On 31 Jul 2011, at 17:08, Craig Weinberg wrote:

On Jul 31, 9:49 am, Bruno Marchal <marc...@ulb.ac.be> wrote:

In which theory?

The notion of proof is theory and definition dependent. (contrary to
computability, which is absolute, by Church thesis).

If you agree to define x < y by Ez(z+x = y)    "E" = "It exists". I
assume classical logic + the axioms:

x+0 = x
x+s(y) = s(x+y)

0 denotes the number zero, and s(x) denotes the successor of x, often
noted as x+1. Cf the whole theory I gave last week. I use only a
subset of that theory here.

So we have to prove that 0 < s(0). By the definition of "<" above, we
have to prove that Ez(z + 0 = s(0))
But s(0) + 0 = s(0) by the axiom x + 0 = x given above.
So Ez(0 + z = s(0)) is true, with z = s(0). (This is the usual use of
the existence rule of classical logic).

Of course we could have taken the theory with the unique axiom "1 is
greater than 0". For all proposition we can always find a theory which
proves it. The interesting thing consists in proving new fact in some
fixed theory, and change only a theory when it fails to prove a fact
for which we have compelling evidences.

How do we know that 0 has a successor though? If 0 x = x and x -0 = x
then maybe s(0)=0 or Ez<>s(0)... Can we disprove the idea that a
successor to zero does not exist?

No. 0 is primitive term, and the language allows the term s(t) for all term t, so you have the terms 0, s(0), s(s(0)), etc. The rest follows from the axioms For all x 0 ≠ s(x), s(x) = s(y) -> x = y (so that all numbers have only one successor. So you can, prove, even without induction, that 0 has a unique successor, different from itself.



Sorry, I'm probably not at the
minimum level of competence to understand this.

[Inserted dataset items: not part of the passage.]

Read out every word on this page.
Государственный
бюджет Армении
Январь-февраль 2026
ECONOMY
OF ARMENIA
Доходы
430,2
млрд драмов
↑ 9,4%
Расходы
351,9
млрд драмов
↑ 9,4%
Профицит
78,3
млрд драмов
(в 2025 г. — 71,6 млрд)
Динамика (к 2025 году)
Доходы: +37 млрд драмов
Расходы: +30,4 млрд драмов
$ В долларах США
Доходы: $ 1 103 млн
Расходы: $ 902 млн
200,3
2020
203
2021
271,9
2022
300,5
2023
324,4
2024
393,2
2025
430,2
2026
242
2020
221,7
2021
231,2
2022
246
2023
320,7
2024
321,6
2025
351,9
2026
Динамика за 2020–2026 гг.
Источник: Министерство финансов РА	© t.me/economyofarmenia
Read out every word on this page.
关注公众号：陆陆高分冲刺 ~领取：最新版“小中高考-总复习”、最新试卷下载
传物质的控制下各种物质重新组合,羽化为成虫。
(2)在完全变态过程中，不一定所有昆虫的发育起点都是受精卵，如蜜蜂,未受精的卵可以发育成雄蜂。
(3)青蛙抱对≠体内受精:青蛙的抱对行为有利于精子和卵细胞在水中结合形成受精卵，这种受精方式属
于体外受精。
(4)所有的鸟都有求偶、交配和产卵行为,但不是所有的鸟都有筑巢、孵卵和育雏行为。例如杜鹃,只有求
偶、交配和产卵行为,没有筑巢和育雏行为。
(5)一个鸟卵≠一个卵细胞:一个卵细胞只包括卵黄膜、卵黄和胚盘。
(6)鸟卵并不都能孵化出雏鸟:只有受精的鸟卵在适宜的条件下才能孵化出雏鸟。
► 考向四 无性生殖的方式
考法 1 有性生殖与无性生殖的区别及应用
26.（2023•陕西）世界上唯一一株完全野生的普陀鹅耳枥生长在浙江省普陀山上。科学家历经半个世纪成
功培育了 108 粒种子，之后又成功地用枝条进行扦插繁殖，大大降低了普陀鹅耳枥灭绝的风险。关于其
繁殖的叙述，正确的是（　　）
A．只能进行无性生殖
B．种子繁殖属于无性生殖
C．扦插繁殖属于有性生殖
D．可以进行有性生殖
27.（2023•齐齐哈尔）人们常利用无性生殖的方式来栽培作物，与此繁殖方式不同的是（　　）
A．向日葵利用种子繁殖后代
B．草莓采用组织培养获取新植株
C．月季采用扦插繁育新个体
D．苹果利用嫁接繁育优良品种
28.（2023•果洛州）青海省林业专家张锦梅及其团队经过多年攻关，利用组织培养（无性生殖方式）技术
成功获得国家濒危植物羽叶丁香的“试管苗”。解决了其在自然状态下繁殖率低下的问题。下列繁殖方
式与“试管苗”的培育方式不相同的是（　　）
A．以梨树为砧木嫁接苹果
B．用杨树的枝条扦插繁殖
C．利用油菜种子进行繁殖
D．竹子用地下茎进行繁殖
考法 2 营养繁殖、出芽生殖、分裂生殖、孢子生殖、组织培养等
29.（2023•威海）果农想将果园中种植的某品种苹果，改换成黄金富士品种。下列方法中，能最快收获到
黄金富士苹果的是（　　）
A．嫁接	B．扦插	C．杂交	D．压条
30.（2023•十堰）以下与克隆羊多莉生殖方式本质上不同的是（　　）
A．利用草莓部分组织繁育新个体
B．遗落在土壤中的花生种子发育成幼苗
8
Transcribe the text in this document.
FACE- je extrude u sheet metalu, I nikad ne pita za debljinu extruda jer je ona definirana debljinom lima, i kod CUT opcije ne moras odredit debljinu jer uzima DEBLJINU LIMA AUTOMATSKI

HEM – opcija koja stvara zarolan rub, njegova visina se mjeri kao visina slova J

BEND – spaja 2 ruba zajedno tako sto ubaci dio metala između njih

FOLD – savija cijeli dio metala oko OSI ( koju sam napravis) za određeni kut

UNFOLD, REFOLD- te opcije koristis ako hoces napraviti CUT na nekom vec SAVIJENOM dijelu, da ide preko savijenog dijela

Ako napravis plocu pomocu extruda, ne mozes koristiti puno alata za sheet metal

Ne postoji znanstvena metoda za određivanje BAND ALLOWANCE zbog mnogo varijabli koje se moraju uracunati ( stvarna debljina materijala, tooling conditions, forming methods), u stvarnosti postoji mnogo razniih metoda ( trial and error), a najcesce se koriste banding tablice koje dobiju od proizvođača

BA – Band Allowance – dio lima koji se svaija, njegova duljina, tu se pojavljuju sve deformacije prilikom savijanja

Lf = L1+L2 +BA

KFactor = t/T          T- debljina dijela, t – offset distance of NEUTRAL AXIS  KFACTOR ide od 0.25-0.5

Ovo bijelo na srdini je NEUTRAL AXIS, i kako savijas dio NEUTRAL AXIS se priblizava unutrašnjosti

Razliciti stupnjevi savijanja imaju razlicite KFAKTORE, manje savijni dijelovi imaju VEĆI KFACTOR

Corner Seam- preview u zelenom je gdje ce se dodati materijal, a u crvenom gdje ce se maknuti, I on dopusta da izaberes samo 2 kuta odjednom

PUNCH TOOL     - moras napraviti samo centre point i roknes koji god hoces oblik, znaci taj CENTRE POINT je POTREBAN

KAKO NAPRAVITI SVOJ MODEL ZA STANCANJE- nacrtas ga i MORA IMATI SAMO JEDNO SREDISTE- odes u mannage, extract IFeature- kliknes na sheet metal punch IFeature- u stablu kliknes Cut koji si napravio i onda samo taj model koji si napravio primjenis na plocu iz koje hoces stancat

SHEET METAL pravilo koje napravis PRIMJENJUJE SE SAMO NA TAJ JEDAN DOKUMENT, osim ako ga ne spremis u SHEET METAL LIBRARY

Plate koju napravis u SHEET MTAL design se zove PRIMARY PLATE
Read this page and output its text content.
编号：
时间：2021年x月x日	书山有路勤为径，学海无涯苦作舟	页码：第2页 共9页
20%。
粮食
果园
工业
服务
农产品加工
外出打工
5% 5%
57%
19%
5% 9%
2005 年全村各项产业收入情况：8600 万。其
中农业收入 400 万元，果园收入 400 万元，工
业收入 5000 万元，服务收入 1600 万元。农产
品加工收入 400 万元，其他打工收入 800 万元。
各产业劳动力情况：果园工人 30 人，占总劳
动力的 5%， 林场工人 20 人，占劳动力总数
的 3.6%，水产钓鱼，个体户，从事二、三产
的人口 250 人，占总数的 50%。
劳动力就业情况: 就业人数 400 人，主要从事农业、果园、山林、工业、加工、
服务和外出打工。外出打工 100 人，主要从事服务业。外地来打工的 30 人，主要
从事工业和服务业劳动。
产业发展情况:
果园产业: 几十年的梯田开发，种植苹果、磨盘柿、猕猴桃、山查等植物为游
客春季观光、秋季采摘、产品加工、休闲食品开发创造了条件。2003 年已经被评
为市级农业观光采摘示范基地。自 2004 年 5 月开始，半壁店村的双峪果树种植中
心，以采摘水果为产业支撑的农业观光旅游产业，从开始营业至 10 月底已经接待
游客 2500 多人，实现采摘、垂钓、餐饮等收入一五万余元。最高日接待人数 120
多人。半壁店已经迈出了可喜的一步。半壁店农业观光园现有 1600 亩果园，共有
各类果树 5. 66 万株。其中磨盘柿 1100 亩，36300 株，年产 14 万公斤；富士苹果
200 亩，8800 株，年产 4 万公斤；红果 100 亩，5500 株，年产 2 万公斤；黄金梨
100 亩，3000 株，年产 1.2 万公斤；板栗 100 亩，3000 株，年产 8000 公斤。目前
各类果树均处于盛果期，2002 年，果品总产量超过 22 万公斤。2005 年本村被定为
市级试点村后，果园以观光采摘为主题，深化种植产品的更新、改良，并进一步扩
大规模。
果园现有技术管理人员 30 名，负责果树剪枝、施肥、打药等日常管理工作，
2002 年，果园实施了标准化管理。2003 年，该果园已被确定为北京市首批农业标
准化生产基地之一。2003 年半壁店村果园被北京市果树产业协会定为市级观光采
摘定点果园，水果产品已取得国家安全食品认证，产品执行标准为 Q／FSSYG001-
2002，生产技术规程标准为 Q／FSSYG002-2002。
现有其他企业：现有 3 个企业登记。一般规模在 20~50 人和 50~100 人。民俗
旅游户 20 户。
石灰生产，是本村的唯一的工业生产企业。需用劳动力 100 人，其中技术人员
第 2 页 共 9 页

I look on the net, but I see errors (Wolfram's definition is Dedekind Arithmetic!)? On wiki, the definition of Peano arithmetic seems correct. You need to study some elementary textbook in mathematical logic. Most presentation assumes you know what is first order predicate logic. You can google on those terms. There are good books, but it is a bit involved subject and ask for some works. Peano Arithmetic is the simplest example of Löbian theory or machines or belief system. It is very powerful. You light take time to find an arithmetical proposition that you can prove to be true and that she can't, especially without using the technics for doing that. Most interesting theorem in usual (non Logic) mathematics can be prove in or by PA. And PA, like all Löbian machine, can prove its own Gödel theorem (if "I" am consistent then "I" cannot prove that "I "am consistent). The "I" is a 3-I.